The described protocol can be overridden at the discretion of the attending radiologist or electrophysiologist in order to appropriately care for the treated patient.
We have been using this protocol at the University of Michigan since March 2013, and will be reporting the safety of this approach at Heart Rhythm 2015. It is our experience and opinion that MRIs can be safely performed in most patients with CIEDs.
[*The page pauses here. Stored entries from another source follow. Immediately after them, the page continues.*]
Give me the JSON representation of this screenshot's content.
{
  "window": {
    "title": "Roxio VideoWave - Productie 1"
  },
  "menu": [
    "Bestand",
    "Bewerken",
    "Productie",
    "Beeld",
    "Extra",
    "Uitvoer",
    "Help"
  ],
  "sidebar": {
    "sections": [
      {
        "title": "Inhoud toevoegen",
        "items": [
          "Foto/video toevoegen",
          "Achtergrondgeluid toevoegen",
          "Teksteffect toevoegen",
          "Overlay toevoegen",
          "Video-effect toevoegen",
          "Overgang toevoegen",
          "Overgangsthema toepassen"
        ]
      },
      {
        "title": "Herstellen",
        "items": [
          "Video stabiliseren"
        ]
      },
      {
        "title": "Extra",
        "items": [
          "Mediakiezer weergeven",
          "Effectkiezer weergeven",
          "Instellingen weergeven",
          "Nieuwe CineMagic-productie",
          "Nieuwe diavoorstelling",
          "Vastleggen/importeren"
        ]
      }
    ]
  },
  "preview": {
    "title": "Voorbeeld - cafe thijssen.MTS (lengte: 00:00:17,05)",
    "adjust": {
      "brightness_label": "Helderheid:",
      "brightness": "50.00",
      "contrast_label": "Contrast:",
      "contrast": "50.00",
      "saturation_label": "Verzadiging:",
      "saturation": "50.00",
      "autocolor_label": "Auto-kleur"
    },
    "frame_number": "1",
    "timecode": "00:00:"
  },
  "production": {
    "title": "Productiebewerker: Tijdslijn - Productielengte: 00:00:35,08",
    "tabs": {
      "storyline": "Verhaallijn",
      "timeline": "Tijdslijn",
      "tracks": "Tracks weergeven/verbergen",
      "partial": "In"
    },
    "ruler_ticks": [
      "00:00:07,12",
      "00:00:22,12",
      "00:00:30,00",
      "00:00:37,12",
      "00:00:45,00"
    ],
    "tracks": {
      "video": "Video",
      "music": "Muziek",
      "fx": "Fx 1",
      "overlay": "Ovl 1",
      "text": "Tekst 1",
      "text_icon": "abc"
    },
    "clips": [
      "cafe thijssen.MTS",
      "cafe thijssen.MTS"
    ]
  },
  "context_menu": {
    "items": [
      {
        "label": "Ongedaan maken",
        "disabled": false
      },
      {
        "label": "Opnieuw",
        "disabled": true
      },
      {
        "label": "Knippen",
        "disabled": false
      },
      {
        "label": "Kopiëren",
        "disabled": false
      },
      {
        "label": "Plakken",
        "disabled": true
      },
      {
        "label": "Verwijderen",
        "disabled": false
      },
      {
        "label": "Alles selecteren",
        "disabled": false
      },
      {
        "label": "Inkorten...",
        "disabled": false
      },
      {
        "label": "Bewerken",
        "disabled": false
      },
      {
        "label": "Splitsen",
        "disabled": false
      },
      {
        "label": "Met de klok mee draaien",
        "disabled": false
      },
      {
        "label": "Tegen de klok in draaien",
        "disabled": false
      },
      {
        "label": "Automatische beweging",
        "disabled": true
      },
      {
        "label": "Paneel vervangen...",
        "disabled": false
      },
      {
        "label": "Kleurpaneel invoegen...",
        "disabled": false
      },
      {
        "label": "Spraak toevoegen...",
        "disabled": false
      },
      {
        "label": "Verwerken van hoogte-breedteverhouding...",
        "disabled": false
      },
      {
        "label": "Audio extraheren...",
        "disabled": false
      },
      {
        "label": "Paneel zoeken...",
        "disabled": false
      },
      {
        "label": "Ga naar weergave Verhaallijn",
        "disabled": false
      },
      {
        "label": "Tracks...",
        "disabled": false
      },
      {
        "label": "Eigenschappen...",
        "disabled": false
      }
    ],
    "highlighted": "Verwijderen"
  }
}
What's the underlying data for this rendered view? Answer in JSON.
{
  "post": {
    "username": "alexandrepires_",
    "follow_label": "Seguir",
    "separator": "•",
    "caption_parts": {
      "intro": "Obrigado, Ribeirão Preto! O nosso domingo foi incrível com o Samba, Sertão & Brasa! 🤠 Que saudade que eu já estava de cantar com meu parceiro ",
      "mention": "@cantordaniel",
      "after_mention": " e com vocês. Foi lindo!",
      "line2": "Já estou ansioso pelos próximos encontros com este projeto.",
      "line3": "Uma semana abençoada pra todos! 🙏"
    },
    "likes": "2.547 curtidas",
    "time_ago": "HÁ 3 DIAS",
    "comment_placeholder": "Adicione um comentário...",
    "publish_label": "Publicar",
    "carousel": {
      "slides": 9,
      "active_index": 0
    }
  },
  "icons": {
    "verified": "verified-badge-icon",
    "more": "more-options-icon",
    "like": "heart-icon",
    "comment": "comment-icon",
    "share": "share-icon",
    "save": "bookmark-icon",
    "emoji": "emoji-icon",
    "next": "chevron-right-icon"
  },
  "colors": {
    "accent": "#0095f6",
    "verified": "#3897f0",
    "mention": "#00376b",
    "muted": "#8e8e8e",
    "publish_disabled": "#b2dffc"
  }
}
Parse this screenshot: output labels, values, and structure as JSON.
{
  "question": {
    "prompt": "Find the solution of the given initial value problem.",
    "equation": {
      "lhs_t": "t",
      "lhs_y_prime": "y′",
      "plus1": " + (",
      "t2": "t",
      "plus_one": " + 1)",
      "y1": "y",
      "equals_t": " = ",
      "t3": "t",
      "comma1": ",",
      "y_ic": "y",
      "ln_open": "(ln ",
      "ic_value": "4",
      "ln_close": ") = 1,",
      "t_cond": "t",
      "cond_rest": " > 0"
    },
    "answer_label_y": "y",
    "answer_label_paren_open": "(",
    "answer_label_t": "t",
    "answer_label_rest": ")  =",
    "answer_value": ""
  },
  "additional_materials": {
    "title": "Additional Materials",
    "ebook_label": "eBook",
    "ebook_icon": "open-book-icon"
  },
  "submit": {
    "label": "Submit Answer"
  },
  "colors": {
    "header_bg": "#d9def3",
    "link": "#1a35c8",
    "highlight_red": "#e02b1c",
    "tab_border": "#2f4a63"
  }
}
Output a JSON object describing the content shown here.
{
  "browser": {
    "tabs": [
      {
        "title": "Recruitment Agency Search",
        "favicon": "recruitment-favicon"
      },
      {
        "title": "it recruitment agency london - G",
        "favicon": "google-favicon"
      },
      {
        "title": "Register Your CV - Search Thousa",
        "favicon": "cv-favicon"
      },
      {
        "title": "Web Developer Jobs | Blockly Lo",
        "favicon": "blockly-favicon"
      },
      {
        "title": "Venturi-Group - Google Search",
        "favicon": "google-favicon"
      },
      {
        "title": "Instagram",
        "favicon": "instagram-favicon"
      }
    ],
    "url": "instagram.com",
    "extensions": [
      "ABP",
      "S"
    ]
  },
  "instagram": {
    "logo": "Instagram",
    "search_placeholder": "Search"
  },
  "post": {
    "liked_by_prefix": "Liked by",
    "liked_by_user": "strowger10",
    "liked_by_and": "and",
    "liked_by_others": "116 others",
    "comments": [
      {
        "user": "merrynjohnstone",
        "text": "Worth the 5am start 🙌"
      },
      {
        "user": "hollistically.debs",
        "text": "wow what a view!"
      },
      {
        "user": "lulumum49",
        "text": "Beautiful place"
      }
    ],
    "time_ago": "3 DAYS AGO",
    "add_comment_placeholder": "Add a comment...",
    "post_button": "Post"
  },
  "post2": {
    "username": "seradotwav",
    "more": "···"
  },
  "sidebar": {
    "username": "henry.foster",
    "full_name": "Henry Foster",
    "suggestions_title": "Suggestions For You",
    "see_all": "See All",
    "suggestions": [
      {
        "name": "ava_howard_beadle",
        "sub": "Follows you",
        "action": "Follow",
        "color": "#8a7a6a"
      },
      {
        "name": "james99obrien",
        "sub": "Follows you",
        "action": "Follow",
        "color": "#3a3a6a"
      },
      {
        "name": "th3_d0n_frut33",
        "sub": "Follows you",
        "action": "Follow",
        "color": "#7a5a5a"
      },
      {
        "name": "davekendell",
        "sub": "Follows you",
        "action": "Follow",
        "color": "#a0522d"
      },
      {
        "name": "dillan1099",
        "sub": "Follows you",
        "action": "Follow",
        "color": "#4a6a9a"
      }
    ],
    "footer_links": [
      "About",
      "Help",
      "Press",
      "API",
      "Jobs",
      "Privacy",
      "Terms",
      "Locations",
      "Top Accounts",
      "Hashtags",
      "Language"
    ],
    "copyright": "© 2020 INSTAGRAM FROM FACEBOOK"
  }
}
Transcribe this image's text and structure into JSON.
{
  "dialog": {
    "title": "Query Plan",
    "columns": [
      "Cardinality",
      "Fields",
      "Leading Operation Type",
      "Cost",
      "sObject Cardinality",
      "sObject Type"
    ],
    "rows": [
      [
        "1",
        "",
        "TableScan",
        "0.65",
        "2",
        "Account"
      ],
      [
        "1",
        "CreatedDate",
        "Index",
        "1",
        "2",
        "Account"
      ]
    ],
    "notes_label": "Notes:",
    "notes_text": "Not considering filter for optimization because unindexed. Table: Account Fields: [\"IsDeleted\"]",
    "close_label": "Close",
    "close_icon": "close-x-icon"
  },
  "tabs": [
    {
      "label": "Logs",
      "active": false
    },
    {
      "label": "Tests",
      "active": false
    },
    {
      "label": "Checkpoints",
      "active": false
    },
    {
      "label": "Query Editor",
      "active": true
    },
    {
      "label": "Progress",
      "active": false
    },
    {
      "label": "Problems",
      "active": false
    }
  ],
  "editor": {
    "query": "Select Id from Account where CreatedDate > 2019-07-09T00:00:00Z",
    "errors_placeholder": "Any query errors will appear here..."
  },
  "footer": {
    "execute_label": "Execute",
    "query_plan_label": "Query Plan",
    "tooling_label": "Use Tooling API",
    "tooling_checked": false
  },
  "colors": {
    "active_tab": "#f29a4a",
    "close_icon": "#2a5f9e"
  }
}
As we advance further into the 21st century, the complexity of the patients with CIEDs has continued to challenge available imaging technologies. Given the beneficial impact of MRI as a critical and irreplaceable tool in diagnosis and treatment of countless disease entities, CIED technology is adapting to the requirements set forth by MR technology. For the CIED patient population, the device was once viewed as an impediment to advanced diagnostics, thus interfering with continuation of care. With the protocol outlined above, MRIs appear to be safe for the majority of patients with CIEDs. Implementation and success of such an endeavor relies on a multidisciplinary approach where communication, inter- and intra-departmental collaboration, and the use of experienced CIED nurses are key components to meet this challenge for our patients.
Disclosures: The authors have no conflicts of interest to report regarding the content herein.